Answer: “Yes, OpenAI owns this website.”
I mean… sure. I still don’t really believe it. It’s almost certainly bullshit. A more mundane possibility is that the chatbot is just built on the OpenAI API, and is responding as if “the website” is what it knows itself to be(?) through the API. (I’m not a software developer, I don’t really know.)
Anyway, please see below for genuine footage of me at work:
NB: I did email the OpenAI press team in a vain attempt to get an answer. Even a juicy “no comment” would have been great. But, to my absolute lack of shock, they didn’t respond because I’m just some guy with a substack and if I was working in their comms team I would 100% ignore my email.
The obscure, ephemeral web
I make one final hail mary and ask our helpful domain broker Stevan Lieberman if he’s happy to ask the owner, on my behalf, if they’re up for an interview. He asks but, alas, they are not. It’s time to admit defeat. And honestly? Not knowing is fine by me. But what started as a moment of idle curiosity has left me with more questions about the fleeting nature of the internet and the surprising obscurity behind which a lot of it operates.

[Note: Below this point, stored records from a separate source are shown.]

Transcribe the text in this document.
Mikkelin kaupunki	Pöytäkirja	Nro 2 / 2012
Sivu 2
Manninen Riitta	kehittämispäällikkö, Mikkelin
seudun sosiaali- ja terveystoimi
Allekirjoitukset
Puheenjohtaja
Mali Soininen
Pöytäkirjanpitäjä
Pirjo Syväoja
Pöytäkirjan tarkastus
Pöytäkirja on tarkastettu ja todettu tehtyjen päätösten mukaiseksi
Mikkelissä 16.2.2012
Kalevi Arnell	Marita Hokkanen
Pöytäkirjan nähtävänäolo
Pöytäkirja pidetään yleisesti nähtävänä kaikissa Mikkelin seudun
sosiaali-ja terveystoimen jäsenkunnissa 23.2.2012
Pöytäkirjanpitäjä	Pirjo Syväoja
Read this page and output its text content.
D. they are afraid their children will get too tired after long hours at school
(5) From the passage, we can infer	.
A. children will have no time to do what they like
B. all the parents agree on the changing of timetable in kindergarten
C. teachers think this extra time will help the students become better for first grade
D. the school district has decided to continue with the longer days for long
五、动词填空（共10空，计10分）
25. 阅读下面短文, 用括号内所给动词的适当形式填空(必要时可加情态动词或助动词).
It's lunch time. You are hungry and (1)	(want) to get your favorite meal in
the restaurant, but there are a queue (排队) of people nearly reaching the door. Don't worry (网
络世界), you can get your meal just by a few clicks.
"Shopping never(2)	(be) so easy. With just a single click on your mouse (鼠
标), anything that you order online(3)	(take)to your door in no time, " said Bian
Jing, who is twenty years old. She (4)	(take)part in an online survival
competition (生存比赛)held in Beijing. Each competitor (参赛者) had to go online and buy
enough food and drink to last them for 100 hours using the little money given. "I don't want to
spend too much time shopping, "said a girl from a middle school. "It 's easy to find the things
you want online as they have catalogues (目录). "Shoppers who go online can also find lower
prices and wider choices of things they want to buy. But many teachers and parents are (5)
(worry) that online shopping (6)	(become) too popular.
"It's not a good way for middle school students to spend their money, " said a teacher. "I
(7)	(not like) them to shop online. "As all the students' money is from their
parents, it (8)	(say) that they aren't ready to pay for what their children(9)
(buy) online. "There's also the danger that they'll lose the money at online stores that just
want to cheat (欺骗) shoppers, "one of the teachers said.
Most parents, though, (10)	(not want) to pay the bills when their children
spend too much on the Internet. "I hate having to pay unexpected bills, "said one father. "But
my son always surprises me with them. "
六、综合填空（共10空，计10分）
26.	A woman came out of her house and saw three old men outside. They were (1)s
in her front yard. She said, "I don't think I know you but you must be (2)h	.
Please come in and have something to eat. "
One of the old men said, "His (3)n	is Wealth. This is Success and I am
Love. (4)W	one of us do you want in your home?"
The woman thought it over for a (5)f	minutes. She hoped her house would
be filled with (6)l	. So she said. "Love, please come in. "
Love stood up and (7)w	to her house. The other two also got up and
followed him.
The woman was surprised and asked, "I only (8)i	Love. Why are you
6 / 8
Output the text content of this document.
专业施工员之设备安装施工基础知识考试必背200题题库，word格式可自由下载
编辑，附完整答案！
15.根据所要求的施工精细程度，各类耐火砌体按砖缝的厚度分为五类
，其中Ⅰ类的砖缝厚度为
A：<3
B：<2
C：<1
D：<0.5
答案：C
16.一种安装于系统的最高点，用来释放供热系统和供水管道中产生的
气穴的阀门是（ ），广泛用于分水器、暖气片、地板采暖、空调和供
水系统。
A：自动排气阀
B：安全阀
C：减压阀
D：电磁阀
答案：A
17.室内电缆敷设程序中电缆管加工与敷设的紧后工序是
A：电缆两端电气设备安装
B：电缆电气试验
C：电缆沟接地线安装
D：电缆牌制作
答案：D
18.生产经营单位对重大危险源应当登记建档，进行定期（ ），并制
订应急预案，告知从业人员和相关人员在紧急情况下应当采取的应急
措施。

It seems unusual to me that the ownership of such valuable and trafficked domains can be private. We hold other types of asset ownership to much higher standards: even the smallest companies and parcels of land are matters of public record in many places. So why not domains? There’s a great public utility in knowing who owns what. But it isn’t so on the internet. With enough money, you could buy all kinds of domains and point them at whatever you want without having anyone know who you are. And that feels a bit off, I think.
Trawling through the records on the Wayback Machine (a wonderful, undervalued service), I also realised just how much of the internet gets forgotten. It’s all too easy for things to get written over, and for us to forget how things used to be. We shape the internet in the domains we buy and the websites we put there, but the internet shapes us in return through its construction and content.
In 1997, when internet.com changed hands for the first time, the World Wide Web was mostly HTML, hyperlinks, and a smattering of CSS. Websites were “handmade” and straightforward. A lot of that is gone now. The internet, while sometimes appearing monolithic, is fundamentally an ephemeral place. As it continues to change, I believe it’s always worth asking how, in return, it will go on to change us.